If your application requires long-lived access to Microsoft Graph without the user being present, you should use a different authentication flow that supports refresh tokens, such as the authorization code flow.

My understanding based on this is that i would need to move away from user agent flow, to achieve this?

Can you share your API connector auth setting? Yes I did a long time ago. Not excluded that it could be a Bubble bug.

For the doc you shared, your forget to share the scopes part and the token response part that both show that a refresh token will be issued if you set the offline_access scope. When API use refresh token, access token are always short lived. This is not different VS Google for example.

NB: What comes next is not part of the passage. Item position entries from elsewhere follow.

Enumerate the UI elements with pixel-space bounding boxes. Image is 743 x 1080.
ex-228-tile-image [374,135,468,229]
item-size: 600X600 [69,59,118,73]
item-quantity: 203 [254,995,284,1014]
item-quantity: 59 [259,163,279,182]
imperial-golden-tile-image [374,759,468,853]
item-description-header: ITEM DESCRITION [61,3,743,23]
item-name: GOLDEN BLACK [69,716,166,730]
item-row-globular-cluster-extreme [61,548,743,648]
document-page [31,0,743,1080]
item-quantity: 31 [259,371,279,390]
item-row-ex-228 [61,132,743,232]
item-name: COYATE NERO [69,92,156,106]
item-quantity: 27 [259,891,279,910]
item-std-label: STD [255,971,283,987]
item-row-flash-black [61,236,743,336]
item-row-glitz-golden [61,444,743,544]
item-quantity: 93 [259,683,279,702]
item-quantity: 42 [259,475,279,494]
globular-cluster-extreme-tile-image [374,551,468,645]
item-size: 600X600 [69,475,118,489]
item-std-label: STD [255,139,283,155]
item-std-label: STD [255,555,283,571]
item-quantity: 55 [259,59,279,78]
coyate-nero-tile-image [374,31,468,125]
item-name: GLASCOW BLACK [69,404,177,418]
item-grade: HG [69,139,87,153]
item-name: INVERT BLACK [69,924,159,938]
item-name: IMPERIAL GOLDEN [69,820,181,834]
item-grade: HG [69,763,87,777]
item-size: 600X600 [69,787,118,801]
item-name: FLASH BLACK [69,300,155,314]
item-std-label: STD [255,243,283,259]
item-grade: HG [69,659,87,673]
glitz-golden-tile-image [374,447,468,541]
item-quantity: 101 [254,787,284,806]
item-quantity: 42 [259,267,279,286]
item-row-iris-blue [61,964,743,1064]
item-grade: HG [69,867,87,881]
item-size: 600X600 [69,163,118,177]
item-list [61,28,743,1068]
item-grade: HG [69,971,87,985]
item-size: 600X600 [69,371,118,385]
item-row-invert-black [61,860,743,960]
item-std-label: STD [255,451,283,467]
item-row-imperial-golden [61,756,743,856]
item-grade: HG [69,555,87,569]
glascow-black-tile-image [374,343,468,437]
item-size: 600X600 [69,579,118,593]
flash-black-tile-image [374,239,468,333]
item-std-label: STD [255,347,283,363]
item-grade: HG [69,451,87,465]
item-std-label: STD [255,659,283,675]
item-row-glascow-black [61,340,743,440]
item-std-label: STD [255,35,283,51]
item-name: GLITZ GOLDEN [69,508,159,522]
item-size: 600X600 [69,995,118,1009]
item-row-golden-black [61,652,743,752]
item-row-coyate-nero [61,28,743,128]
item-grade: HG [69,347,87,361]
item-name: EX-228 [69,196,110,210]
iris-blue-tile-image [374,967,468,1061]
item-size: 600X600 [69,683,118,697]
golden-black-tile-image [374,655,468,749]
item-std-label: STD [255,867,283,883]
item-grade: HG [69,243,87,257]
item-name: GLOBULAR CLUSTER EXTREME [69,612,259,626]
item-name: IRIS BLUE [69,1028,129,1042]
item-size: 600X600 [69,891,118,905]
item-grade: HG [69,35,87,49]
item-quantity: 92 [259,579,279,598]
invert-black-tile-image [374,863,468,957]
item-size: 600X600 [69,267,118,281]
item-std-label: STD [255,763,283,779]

One question however:is it how your users login into your app or you have a email/password Bubble native auth and you are trying to add oauth2 to the authenticated user account?

I just use native bubble at the moment, i might allow sign in through Google/MS. but the primary reason for integrating with Graph, was because i am building a CRM and it allows users to email from the system, as a result i wanted to use the mail.send function in the graph API. As you can imagine, having a user have to keep signing in every hour is just not a workable solution, whilst i was aware that the user agent flow does give short-term tokens, i did imagine that as long as offline_scope was defined in the API, the tokens would refresh, But the more i look into it, the more i seem to think Graph ignores the offline_scope because it is an implicit flow which i don’t think they deem as secure enough to issue refresh tokens.

Gemini and ChatGPT give different responses, but both seem to think building a custom process might be achievable, Graph does support refresh but i believe you have to use PKCE (I dont know much about this at all) but i don’t think Bubble supports it.

I just don’t really see the point of this user agent flow Bubble has built if it will not handle the refresh tokens, unless this is just a Graph specific thing.

Appreciate your comments, let me know what you think.

So your issue may be there. If your user log in with email password and after you are trying to add the user-agent to this logged in user, you may face some issue. Technically, Bubble replace auth of this user with the data from oAuth2, but I guess that is user log in again with email and password, this may void the oAuth2 data and Bubble will not refresh it. You could also have a bug if the user token is not refreshed if the user stay logged in with the oAuth provider but the user was created with email/password Bubble native auth. Do test: log out and log in with social network with a new account and check if you are facing the same issue.

If you want to keep the email/password Bubble auth, you will need instead to use the manual oauth2 process like described here: https://forum.bubble.io/t/showcase-manual-oauth2-token-integration/79988/

Hi Jici,

I will test what you suggested tomorrow. Thanks very much for your link regarding the custom Auth flow, I think it your suggestion does not work I will need to try and build this.

I also see Pathfix as a potential solution to remove the headache of this token refresh, not sure if you have any experience with this and would recommend?

Thanks again for your assistance.

Rob

Pathfix is not a bad solution but maybe not needed. For me, I don’t see any value, but for someone that is less familiar with handling manual auth process, this could help for sure.

Yes appreciate what you’re saying. I have tried to not use much in the way of third party services, but I’m getting pretty sick of this token refresh situation. Will look at the resources you sent over and see how easy it is!